Zwei Flaschen Wodka täglich
„Ich war bei ,Friends' als ich 24 bis 34 Jahre alt war. Ich war auf dem Höhepunkt meines Ruhms. Wir sechs Hauptdarsteller waren die ganze Zeit zusammen und von der Außenperspektive könnte man meinen, ich hatte einfach alles“, blickt Perry zurück. Aber die Sucht hatte ihn fest in ihren Krallen. Die Fesseln zu lösen war nicht einfach, von zwei Flaschen Wodka und an die 30 Schmerztabletten täglich auf Null zu kommen benötigt viel Kraft, die der Schauspieler alleine nicht aufbringen konnte. Verzweifelt versuchte er 1997 einen 28-tägigen Entzug in einer Klinik, aber: „Du kannst so ein Problem nicht in vier Wochen lösen.“ Vier Jahre später folgte der zweite Versuch, aber auch dieser Anlauf ging ins Leere. Perry: „Ich bin ein sehr zurückhaltender Mensch, aber ich war in einer TV-Serie, die 30 Millionen Menschen alleine in den USA gesehen haben. Die Leute wussten es also, es war öffentlich zu sehen, was mit mir los war.“
Erst 2011 sollte es dem ehemaligen Frauenschwarm gelingen, seine Suchterkrankung in den Griff zu bekommen. Noch bevor er sich in die Klinik begab, zeigte er Journalisten gegenüber eine große Portion Selbstironie: „Ich mache Pläne, einen Monat lang wegzugehen, um mich auf meine Nüchternheit zu fokussieren und mein Leben der Genesung fortzusetzen. Bitte habt Freude daran, euch im World Wide Web über mich lustig zu machen.“
„Trocken zu werden ist eine harte Sache…“
Der Schauspieler schaffte, was er wohl viele Jahre selbst nicht mehr so richtig glaubte – er wurde trocken und clean. Und will nun gemeinsam mit dem Suchtexperten Earl Hightower Menschen helfen, die an Alkoholismus erkrankt sind. Die Beiden haben in Malibu, Kalifornien, in Perrys früherem Haus ein Übergangsheim für aus dem Entzug Entlassene eingerichtet.
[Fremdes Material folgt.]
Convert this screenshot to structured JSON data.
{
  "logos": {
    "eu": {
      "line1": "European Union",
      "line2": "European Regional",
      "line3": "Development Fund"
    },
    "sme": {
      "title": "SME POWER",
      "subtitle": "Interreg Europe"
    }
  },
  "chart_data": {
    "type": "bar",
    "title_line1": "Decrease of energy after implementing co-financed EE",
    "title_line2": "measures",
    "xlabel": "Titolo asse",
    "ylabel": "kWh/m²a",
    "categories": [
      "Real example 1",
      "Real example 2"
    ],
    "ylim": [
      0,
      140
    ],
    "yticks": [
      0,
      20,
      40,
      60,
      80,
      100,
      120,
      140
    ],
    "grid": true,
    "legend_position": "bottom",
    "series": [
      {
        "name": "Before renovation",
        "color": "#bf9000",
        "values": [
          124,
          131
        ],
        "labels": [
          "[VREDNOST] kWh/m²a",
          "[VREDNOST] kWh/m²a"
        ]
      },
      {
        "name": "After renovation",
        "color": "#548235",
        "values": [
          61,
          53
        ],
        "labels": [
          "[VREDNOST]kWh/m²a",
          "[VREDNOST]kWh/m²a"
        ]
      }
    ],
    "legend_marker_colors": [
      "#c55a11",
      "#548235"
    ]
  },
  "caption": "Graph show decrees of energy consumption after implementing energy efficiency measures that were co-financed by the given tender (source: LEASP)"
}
Ehemals suchtkranke Jugendliche, die eine zweite Chance erhalten, ihren High School-Abschluss nachzuholen, genießen Perrys ganze Aufmerksamkeit. „Trocken zu werden ist eine wirklich harte Sache und in den Gesichtern dieser Kids habe ich Hoffnung gesehen“, gibt sich Perry optimistisch, wenn man ihn auf die Jugendlichen, die von ihm und Hightower betreut werden, anspricht. Perry weiter: „Ich hatte viele Hochs und Tiefs in meinem Leben und viele wunderbare Auszeichnungen. Doch das Beste an mir ist, dass wenn ein Alkoholiker auf mich zukommt und fragt, ob ich ihm helfen kann, trocken zu werden, ich dann sagen kann, dass ich weiß, wie man das hinbekommt.“
Preis für sein Engagement
Bei einer Gala des Drogenzentrums „Phoenix House“, die sich seit 50 Jahren um Alkoholiker und Drogenkranke kümmert, wurde Matthew Perry ein Preis für sein Engagement überreicht. „Ich schätze, dass ich jetzt ein preisgekrönter Alkoholiker bin“, scherzte der Schauspieler gegenüber einem Journalisten vom „Hollywood Reporter“. Seine Fans glauben wieder an ihn, trotzdem enttäuschte Perry sie, als er einer eventuelle Reunion seines ehemaligen Serienerfolges skeptisch gegenüber stand: „Es wäre furchtbar etwas zu machen, was nicht gut ist.“
Friends, also Freunde, hat der gefallene Star, dem es gelang, wieder aufzustehen, mittlerweile ohnehin genug. Seine ehemals alkoholkranken Schützlinge wissen, was sie an ihm haben. „Der interessante Grund dafür, warum ich heute so hilfreich sein kann, ist, dass ich es so oft versaut habe.
Es ist gut für Menschen zu sehen, dass jemand, der früher Probleme in seinem Leben hatte, heute keine mehr hat.“
Ob der frühere TV-Liebling beruflich nochmals einen Höhenflug starten kann, wird man sehen. Privat ist ihm das schon gelungen.